Als sie im fünften Monat schwanger war, wurde meine Mutter in die Baracke 2 verlegt, wo sie einem Außenkommando zugeteilt wurde, das außerhalb des Lagers arbeitete. Dort verrichtete sie schwere körperliche Arbeit, baute Straßen und arbeitete auf den Feldern.

Sie erzählte mir später: "Wenn wir auf den Feldern Pflanzen fanden, Viehnahrung, die nicht einmal für den menschlichen Verzehr bestimmt war, gab es ein Fest unter uns. Es war, als hätten wir einen Schatz gefunden. Wie eine Sachertorte. Wir teilten es. Wir haben es gegessen." Sie aßen Tierfutter und feierten.

Später wurde meine Mutter zum Küchendienst eingeteilt. Dort schaffte sie es, einige Kartoffelschalen zu schnorren, der einzige Grund, warum ich, wie sie sagte, in ihrem Bauch am Leben bleiben konnte, waren die lebenswichtigen Vitamine in den Kartoffelschalen.

Der Rest ihrer täglichen Nahrung bestand aus Ersatzkaffee am Morgen, der aus Wasser und verbranntem Weizen hergestellt wurde, der morgens und abends verabreicht wurde. Später fanden wir heraus, dass er mit einer Chemikalie namens Bromodin versetzt war, damit die Frauen ihre Periode nicht hatten und die Häftlinge ruhiggestellt sind. Zum Mittagessen gab es warme Suppe aus Gras oder aus verfaultem Gemüse und eine sehr kleine Scheibe Schwarzbrot. Einmal fand meine Mutter einen Knochen in ihrer Suppe. Sie war so glücklich, diesen kleinen Knochen zu haben, bis ein SS-Mann ihn sah und ihr ans Bein unterhalb des Knies trat. Sie verbrachte ihr Leben mit einem humpelnden und geschwärzten rechten Bein, wegen des Knochens, den sie in ihrer Suppe fand.

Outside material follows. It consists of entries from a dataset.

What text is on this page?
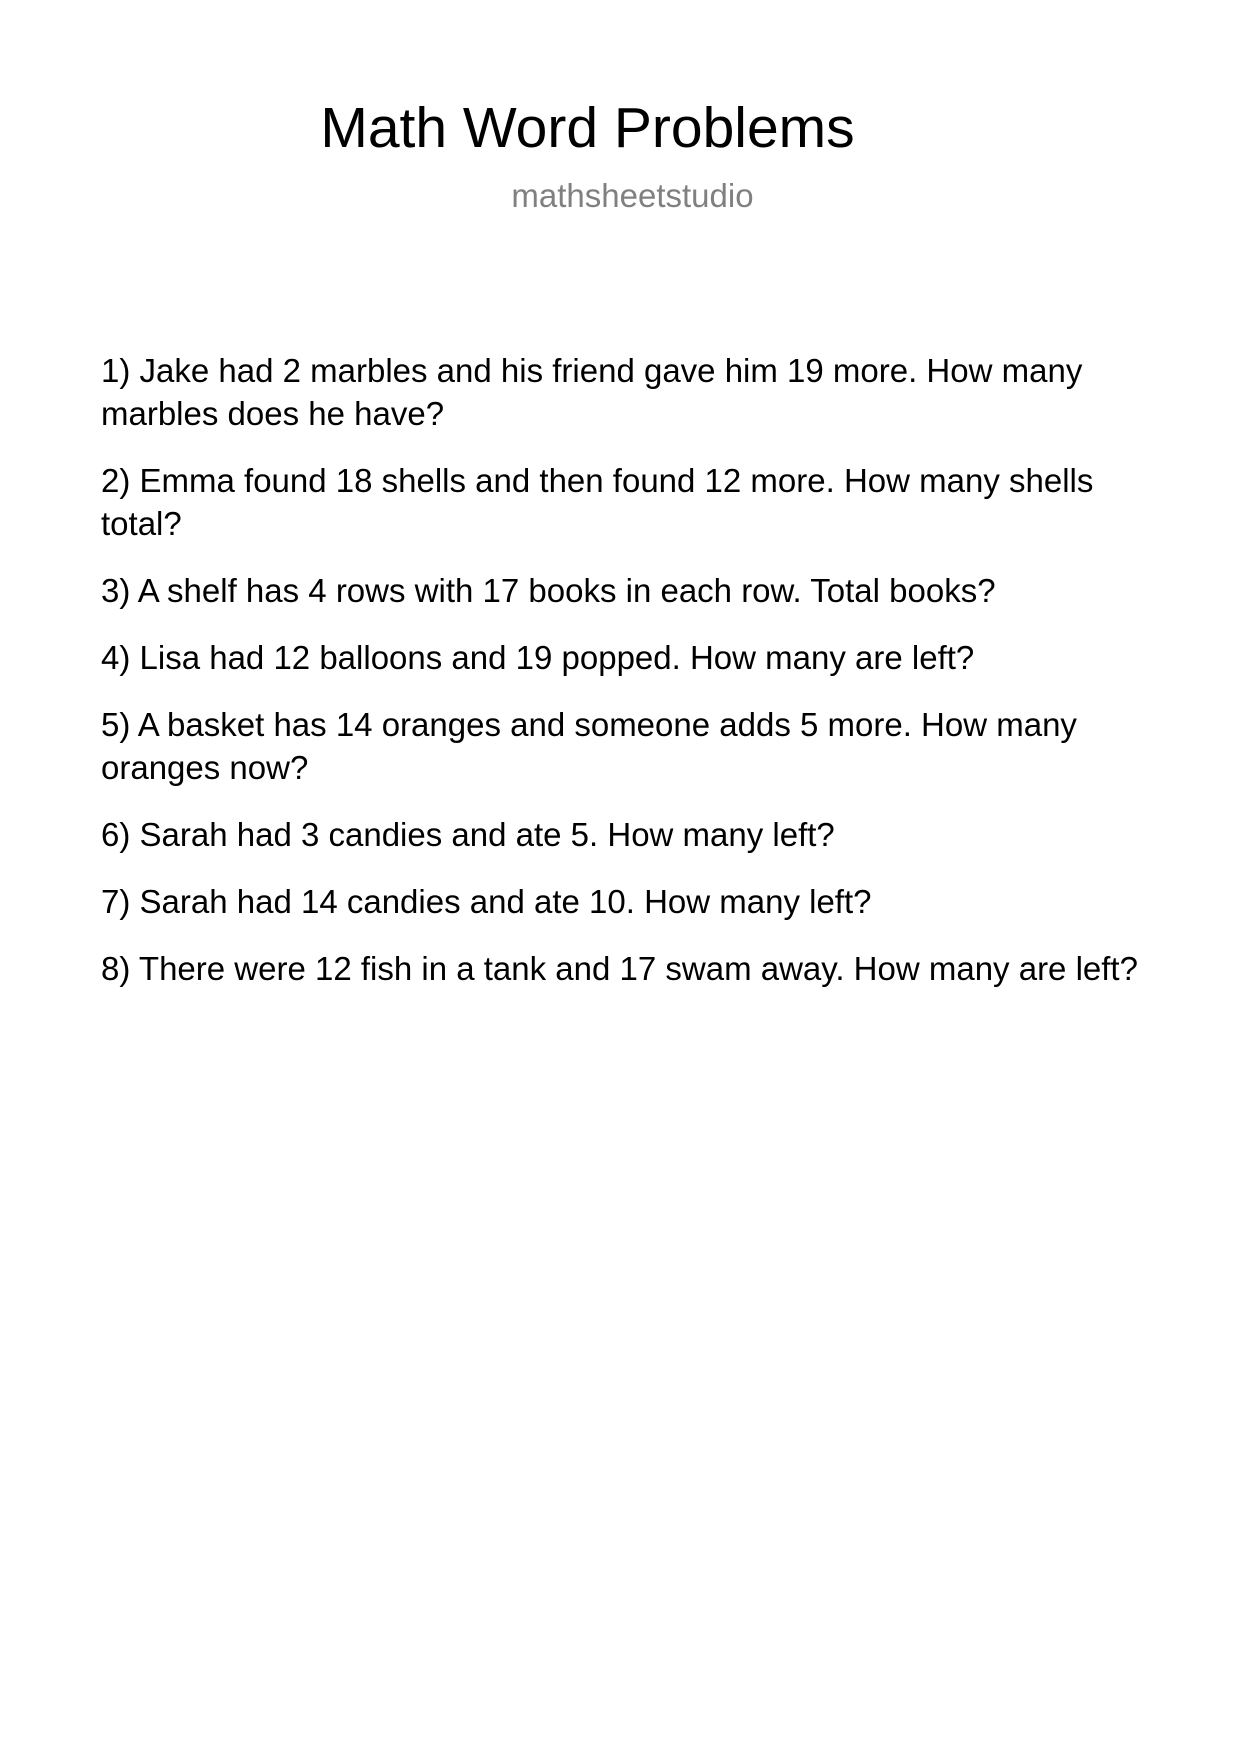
Math Word Problems
mathsheetstudio
1) Jake had 2 marbles and his friend gave him 19 more. How many marbles does he have?
2) Emma found 18 shells and then found 12 more. How many shells total?
3) A shelf has 4 rows with 17 books in each row. Total books?
4) Lisa had 12 balloons and 19 popped. How many are left?
5) A basket has 14 oranges and someone adds 5 more. How many oranges now?
6) Sarah had 3 candies and ate 5. How many left?
7) Sarah had 14 candies and ate 10. How many left?
8) There were 12 fish in a tank and 17 swam away. How many are left?
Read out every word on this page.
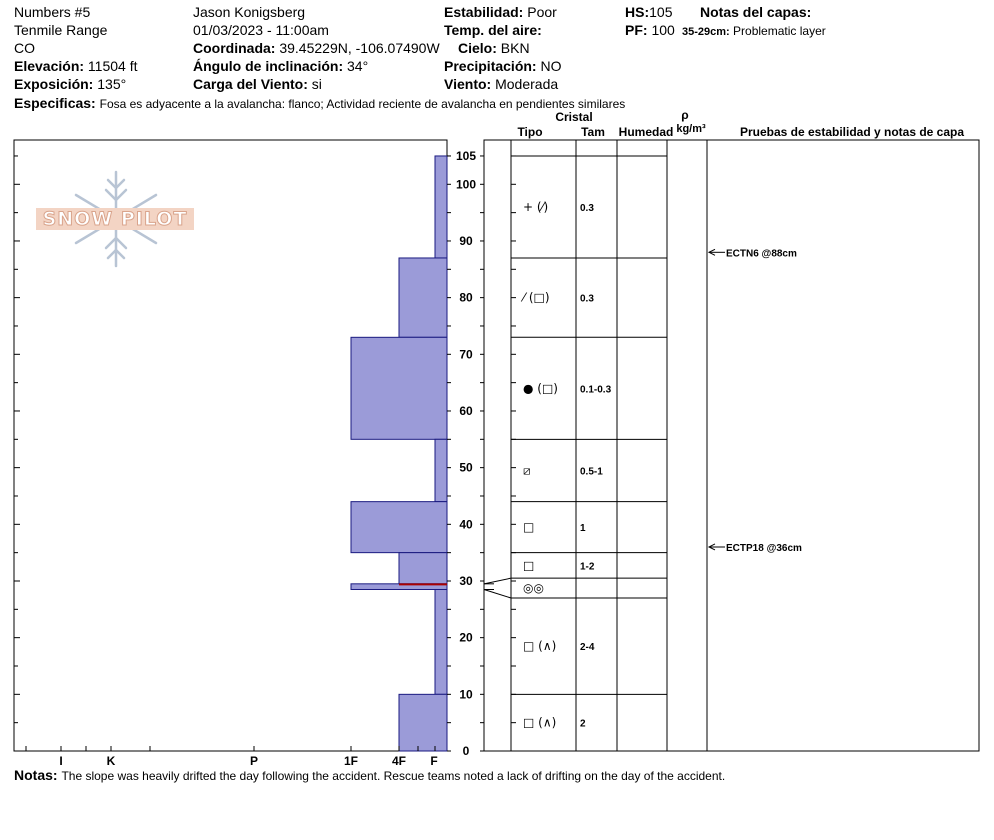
Numbers #5
Tenmile Range
CO
Elevación: 11504 ft
Exposición: 135°
Jason Konigsberg
01/03/2023 - 11:00am
Coordinada: 39.45229N, -106.07490W
Ángulo de inclinación: 34°
Carga del Viento: si
Estabilidad: Poor
Temp. del aire:
Cielo: BKN
Precipitación: NO
Viento: Moderada
HS:105
PF: 100
Notas del capas:
35-29cm: Problematic layer
Especificas: Fosa es adyacente a la avalancha: flanco; Actividad reciente de avalancha en pendientes similares
Cristal
Tipo	Tam	Humedad
ρ
kg/m³	Pruebas de estabilidad y notas de capa
SNOW PILOT
Notas: The slope was heavily drifted the day following the accident. Rescue teams noted a lack of drifting on the day of the accident.
I	K	P	1F	4F F
0
10
20
30
40
50
60
70
80
90
100
105
+ (⁄)	0.3
⁄ (□)	0.3
● (□) 0.1-0.3
⧄	0.5-1
□	1
□	1-2
◎◎
□ (∧) 2-4
□ (∧) 2
ECTN6 @88cm
ECTP18 @36cm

In Birkenau waren die Kojen der Häftlinge dreckiges Stroh auf Brettern, drei Etagen hoch, sechs Personen auf einer. Wenn einer sich umdrehen musste, mussten sich alle umdrehen, denn sie waren wie Sardinen in einer Dose. Die untere Etage war die bequemste, in der mittleren Koje bekam man keine Luft, und die obere wurde von Wind, Regen oder Schnee getroffen.

Einmal, als meine Mutter wegen ihrer Schwangerschaft die sehr schwere körperliche Arbeit nicht mehr verrichten konnte, ging sie zur Blockältesten und sagte ihr: "Ich bin schwanger." Nach den Regeln von Auschwitz bedeutete dieses Geständnis, dass sie sofort in die Gaskammer geschickt werden würde.

Stattdessen wurde sie in eine Baracke im Lager C geschickt. Dort kümmerte sie sich um Kinder, vor allem um die Zwillinge, die von Mengele und seinen Kollegen, die sich Ärzte nannten, für medizinische Experimente missbraucht wurden.

Später wurde meine Mutter ein menschliches Versuchskaninchen für das Team von Mengele. Im Oktober, als sie im siebten Monat schwanger war, wählte das Team von Professor Carl Clauberg sie für Sterilisationsexperimente aus. Sie injizierten ihr eine brennende Substanz in den Gebärmutterhals. Direkt dahinter, in ihrer Gebärmutter, war der Fötus. Und zwar ich. Diese Injektionen waren schrecklich, schmerzhaft. Bei der ersten Injektion bewegte sich der Fötus auf die linke Seite.... Am nächsten Tag eine weitere Injektion, und der Fötus bewegte sich in die andere Richtung. Sie spielten dieses Spiel eine Zeit lang.

Diese Experimente sind der Grund dafür, dass ich keine Brüder oder Schwestern habe.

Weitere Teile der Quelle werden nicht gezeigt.